Step 1: On the first line of the calculator, under financing needs, you can add the purchase price of the home.
Step 2: On line two, add the down payment you would like to use for the home purchase. Zeros can be factored in if you prefer not to make a prepayment.
Step 3: In the next section of the questionnaire, you should include your first mortgage offer. Begin by inputting the loan amount, and then the interest rate followed by the term length. If it is an interest only mortgage check off the box in the top right-hand corner.
Step 4: The final section, called loan two, will automatically fill in the remaining loan amount to complete your purchase.
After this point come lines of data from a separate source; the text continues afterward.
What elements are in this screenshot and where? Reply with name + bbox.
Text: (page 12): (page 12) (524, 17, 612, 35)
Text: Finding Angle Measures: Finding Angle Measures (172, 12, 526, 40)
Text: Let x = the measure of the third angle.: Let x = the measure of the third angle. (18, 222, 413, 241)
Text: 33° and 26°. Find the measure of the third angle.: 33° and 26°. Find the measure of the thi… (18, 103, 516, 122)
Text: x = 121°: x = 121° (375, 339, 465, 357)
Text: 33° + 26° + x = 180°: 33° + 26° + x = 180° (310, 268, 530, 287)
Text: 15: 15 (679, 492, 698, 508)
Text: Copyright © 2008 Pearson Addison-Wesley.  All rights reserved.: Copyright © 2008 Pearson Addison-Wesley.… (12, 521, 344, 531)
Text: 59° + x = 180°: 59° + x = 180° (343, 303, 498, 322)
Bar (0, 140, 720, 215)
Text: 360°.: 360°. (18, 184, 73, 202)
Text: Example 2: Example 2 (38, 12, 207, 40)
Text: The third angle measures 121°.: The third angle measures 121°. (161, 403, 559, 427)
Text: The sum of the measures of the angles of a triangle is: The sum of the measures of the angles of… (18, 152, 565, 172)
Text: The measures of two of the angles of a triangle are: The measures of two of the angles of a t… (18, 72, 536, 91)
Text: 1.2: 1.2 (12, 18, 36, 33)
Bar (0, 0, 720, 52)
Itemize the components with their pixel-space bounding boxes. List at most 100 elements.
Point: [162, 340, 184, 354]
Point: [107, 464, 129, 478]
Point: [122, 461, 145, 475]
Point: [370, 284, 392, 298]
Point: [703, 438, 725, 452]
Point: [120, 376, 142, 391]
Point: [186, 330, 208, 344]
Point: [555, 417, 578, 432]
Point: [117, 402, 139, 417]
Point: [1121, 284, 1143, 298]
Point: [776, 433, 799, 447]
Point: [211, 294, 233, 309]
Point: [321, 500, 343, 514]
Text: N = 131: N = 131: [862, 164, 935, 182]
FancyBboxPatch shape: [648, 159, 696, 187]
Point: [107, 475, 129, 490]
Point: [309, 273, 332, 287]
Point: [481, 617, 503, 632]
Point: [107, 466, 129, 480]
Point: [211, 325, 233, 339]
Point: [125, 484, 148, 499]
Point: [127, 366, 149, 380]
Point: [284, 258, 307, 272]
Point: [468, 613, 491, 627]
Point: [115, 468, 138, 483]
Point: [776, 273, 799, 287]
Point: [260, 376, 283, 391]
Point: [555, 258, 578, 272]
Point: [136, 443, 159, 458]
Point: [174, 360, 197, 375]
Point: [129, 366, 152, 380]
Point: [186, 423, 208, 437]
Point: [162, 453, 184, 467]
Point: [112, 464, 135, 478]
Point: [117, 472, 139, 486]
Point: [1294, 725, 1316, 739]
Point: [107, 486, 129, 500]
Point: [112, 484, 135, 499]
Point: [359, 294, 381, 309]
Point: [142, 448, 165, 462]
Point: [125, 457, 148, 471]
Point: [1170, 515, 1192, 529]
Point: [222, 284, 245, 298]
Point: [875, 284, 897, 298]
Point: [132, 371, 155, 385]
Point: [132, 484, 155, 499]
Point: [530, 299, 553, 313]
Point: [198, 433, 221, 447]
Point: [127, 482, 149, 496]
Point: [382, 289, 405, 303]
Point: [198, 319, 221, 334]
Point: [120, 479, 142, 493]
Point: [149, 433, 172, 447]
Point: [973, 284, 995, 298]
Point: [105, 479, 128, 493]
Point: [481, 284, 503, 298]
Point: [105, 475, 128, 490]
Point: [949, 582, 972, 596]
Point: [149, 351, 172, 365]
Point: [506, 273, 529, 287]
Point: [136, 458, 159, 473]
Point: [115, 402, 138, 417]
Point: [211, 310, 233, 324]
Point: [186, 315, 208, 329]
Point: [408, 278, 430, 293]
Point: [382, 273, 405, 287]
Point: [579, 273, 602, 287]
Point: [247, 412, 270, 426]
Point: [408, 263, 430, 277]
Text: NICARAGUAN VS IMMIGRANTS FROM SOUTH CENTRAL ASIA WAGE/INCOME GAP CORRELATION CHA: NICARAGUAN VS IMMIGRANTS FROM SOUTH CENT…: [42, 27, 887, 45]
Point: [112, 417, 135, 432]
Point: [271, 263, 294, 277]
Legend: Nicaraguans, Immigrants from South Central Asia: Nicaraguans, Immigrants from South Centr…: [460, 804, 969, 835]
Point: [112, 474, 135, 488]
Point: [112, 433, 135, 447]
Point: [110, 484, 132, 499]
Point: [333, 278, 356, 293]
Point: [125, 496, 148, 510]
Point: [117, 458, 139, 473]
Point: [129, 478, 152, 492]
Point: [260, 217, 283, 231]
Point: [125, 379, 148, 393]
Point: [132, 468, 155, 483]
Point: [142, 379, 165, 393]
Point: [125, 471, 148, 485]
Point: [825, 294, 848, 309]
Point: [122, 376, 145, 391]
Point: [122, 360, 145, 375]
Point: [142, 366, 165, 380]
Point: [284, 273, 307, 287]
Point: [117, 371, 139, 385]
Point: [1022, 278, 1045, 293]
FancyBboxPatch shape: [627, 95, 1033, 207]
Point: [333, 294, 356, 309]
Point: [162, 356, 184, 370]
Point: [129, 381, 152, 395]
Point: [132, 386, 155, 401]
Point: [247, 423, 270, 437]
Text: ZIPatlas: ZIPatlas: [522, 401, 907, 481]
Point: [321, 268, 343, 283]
In this segment, you'll just have to add the interest rate on the loan and the term length on the second mortgage.
Step 5: Lastly, you can choose how you would like to view your report, whether monthly or annually.
Step 6: Proceed to your results.
- Your results
Once you have completed the questionnaire, you can view various prompts and graphs that model your blended rate mortgage. To the right of the inputs are three smart summaries of the information you provided. Be sure to verify this information before continuing to the integrated reports.
Directly below the inputs is the smart prompt of the rate on your blended mortgage. Since the first and second mortgage are weighted differently, the blended rate is usually not too many points higher than the first mortgage. For more detailed information, you can view the information in the following tabs:
The first tab, principal balances, outlines your loan payoff. You’ll notice that most of the interest is paid in the beginning years of your loan, while most of the principal gets paid off later. You can hold your mouse over any point of the line graph to get an exact reading of the outstanding loan balance at that time.
The second tab, amortization schedule, provides an itemized summary of all your required payments. Here you can get a clear indication of what portion of your payment is going towards principal and interest. You can also switch between annual and monthly reports in the questionnaire without restarting the calculator.
With this information, you should get an idea of how a blended rate mortgage will work for you. Interest rates may end up higher than a similar FHA loan, but you'll save a ton of money by avoiding PMI payments.